Istnieje również możliwość kupienia gruntu o wymiarach 8 na 8 kilometrów, ale to już koszt 100 dolarów. Grunt można nabyć na planecie, komecie bądź księżycu. Działka będzie się nadawać pod zabudowę mieszkaniową, komercyjną bądź przemysłową. Wszystko oczywiście odbywa się w wirtualnym świecie wykreowanym w grze "Star Citizen".
Po co graczom wirtualne działki? Na ich terenie będzie można stawiać punkty handlowe czy kopalnie, dzięki którym można zdobywać pieniądze. Od razu pojawia się pytanie: po co własna ziemia na własność, skoro każdy gracz może kopać gdzie mu się żywnie podoba? Powód jest prosty. Działki będą specjalnie chronione przez zaimplementowane w grze siły porządkowe - UEE (United Empire of Earth). Dzięki temu rozwiązaniu, gracz nie będzie się musiał martwić o bezpieczeństwo swojej placówki.

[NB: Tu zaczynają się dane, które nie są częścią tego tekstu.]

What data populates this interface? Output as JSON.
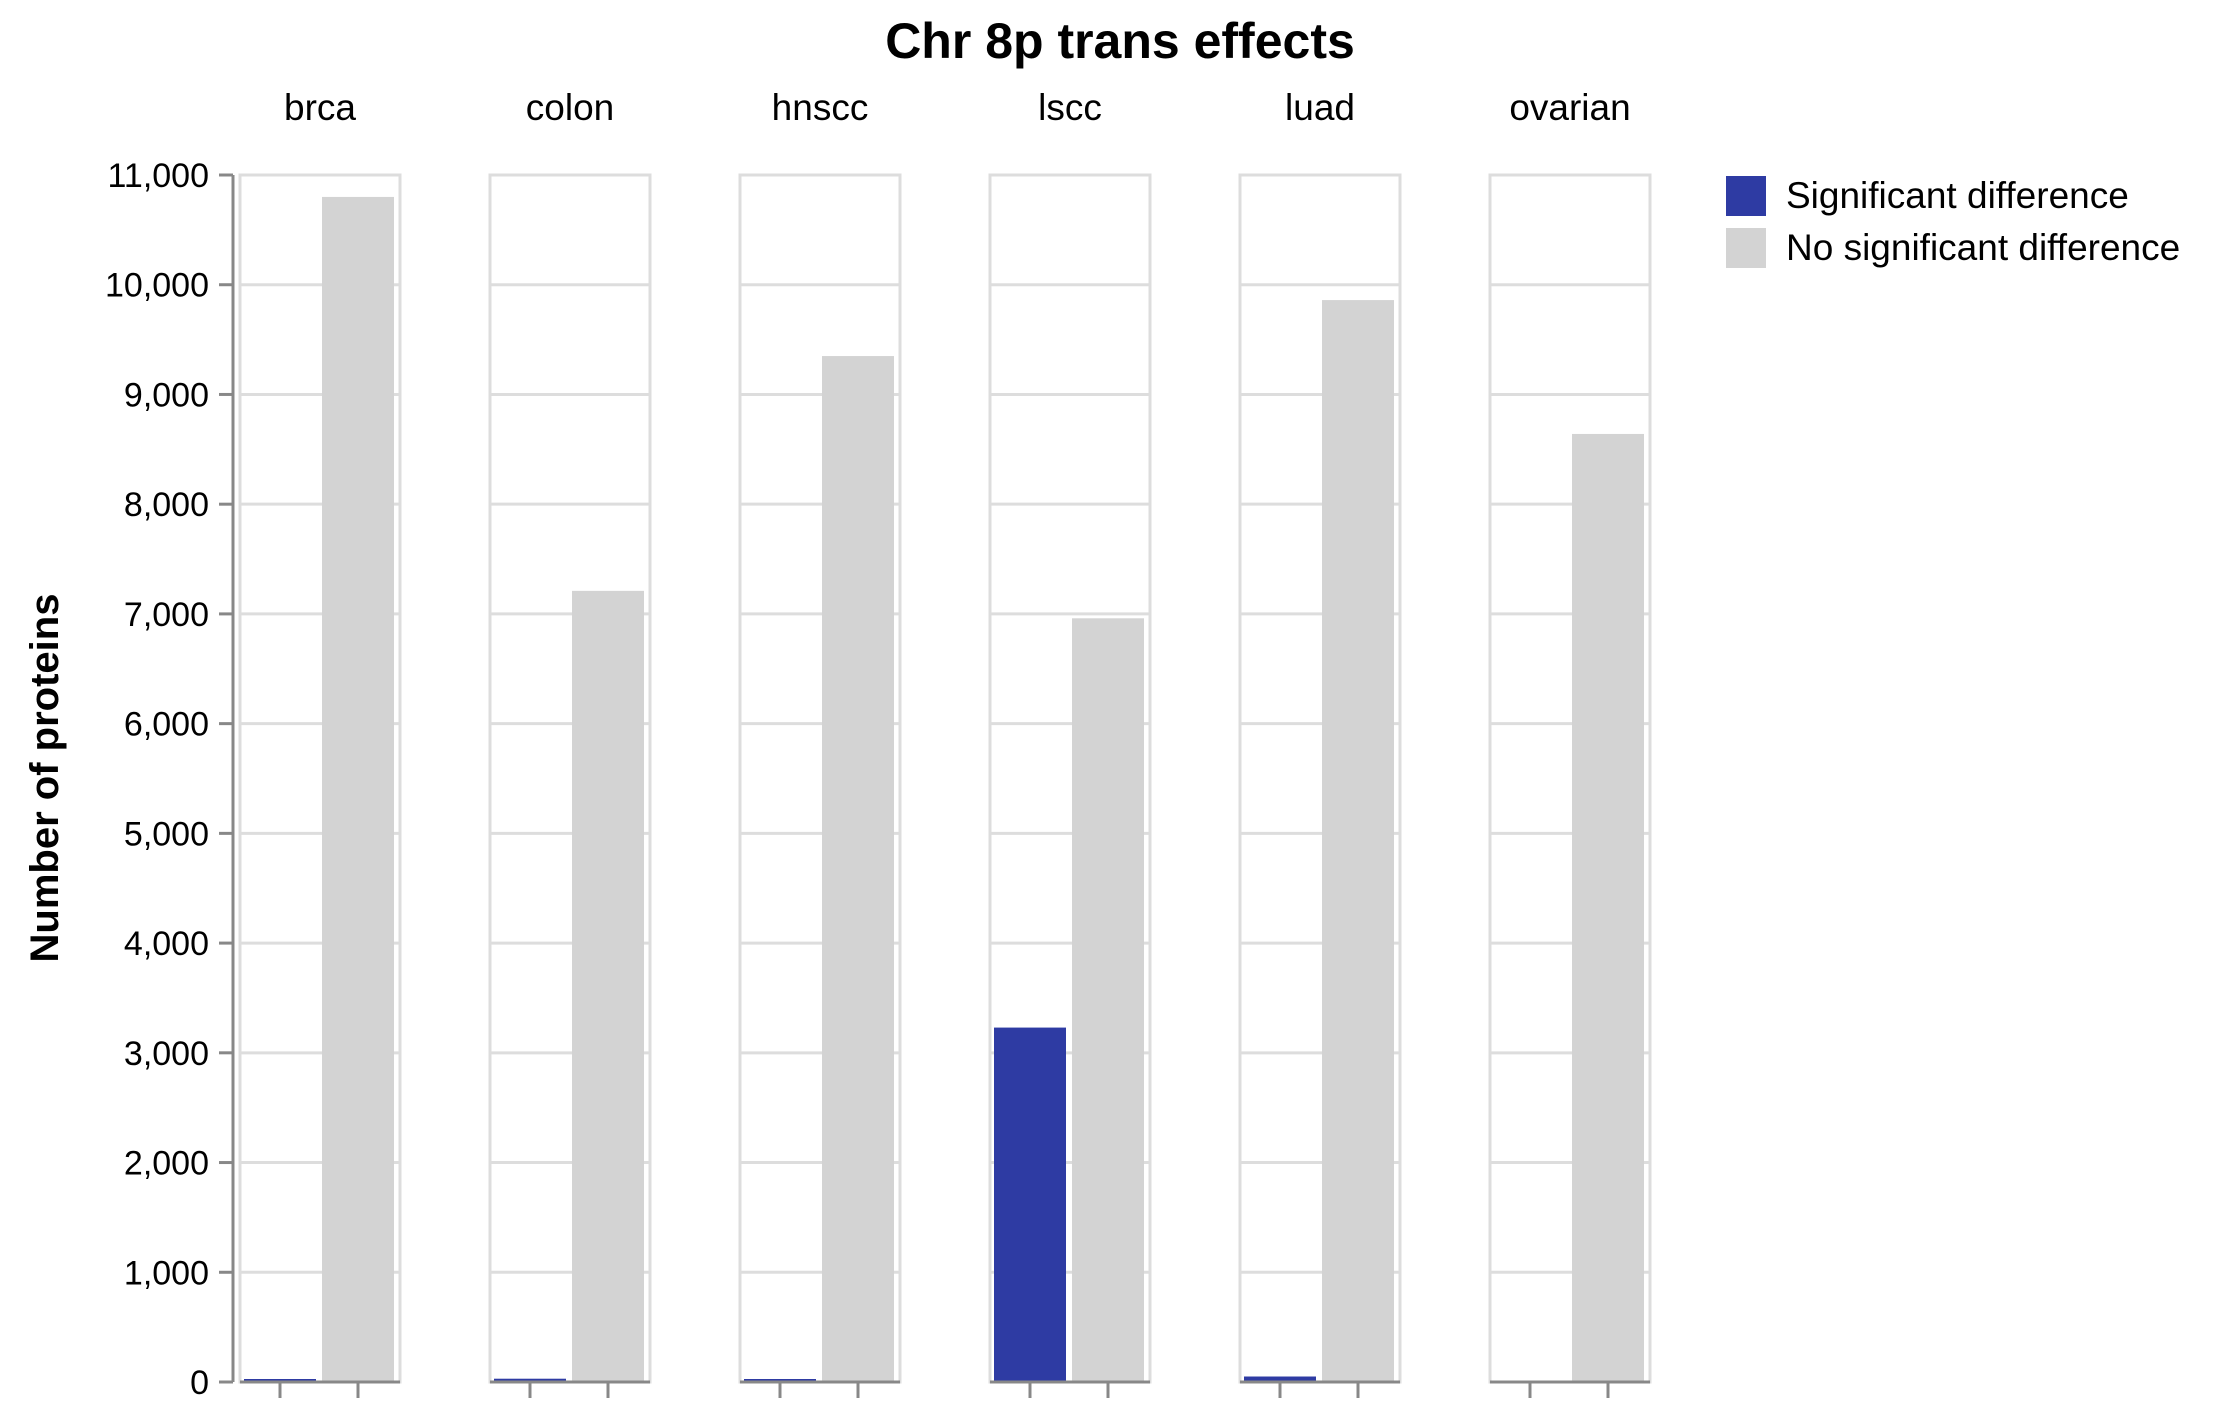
{
  "chart_data": {
    "type": "bar",
    "title": "Chr 8p trans effects",
    "xlabel": "",
    "ylabel": "Number of proteins",
    "ylim": [
      0,
      11000
    ],
    "yticks": [
      0,
      1000,
      2000,
      3000,
      4000,
      5000,
      6000,
      7000,
      8000,
      9000,
      10000,
      11000
    ],
    "ytick_labels": [
      "0",
      "1,000",
      "2,000",
      "3,000",
      "4,000",
      "5,000",
      "6,000",
      "7,000",
      "8,000",
      "9,000",
      "10,000",
      "11,000"
    ],
    "categories": [
      "brca",
      "colon",
      "hnscc",
      "lscc",
      "luad",
      "ovarian"
    ],
    "series": [
      {
        "name": "Significant difference",
        "color": "#2e3ba3",
        "values": [
          5,
          30,
          10,
          3230,
          50,
          0
        ]
      },
      {
        "name": "No significant difference",
        "color": "#d3d3d3",
        "values": [
          10800,
          7210,
          9350,
          6960,
          9860,
          8640
        ]
      }
    ],
    "grid": true,
    "legend_position": "top-right"
  }
}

Pod pojęciem in-game items kryją się wszystkie zaszyte w grach przedmioty, które można kupić za prawdziwą gotówkę. Mogą być to przeróżne rzeczy. Począwszy od wyrafinowanej zbroi dla konia po stację kosmiczną. Wszystkie te elementy można kupić za realne pieniądze, ale zakupiony przedmiot będzie widoczny jedynie w konkretnej grze.
Oto najbardziej skrajny przykład: w 2013 roku Erik Novak zakupił wirtualną lokację w grze "Entropia Universe" za 330 tysięcy dolarów. Crystal Palace Space Station była specjalnie przygotowaną stacją kosmiczną, a dostęp do niej był ograniczony jedynie dla Erika. Dużo bardziej popularne są paczki z losowym sprzętem, które możemy znaleźć w niemal każdej grze z funkcją online, między innymi w "Star Wars: Battlefront 2" czy "Call of Duty: WWII".
"Star Citizen" nie jest więc pierwszą grą, w której można nabyć przedmioty za własne pieniądze. Skąd wątpliwości? Głównym powodem jest to, że "Star Citizen" jeszcze nie została wydana! Gra jest w produkcji do 2011 roku, a pieniądze na jej tworzenie producenci otrzymują z popularnego portalu crowdfundingowego - Kickstarter. Twórcy zebrali w ten sposób już ponad 150 milionów dolarów, a finalnego produktu nie widać.
Według opinii części ekspertów możliwość kupna działki w grze jest po prostu kolejnym sposobem wyciągnięcia pieniędzy z portfeli graczy. Twórcy gry twierdzą jednak, że opcja kupna działki pojawi się również w finalnym produkcie, gdzie za grunt będzie można zapłacić zarobionymi w grze pieniędzmi.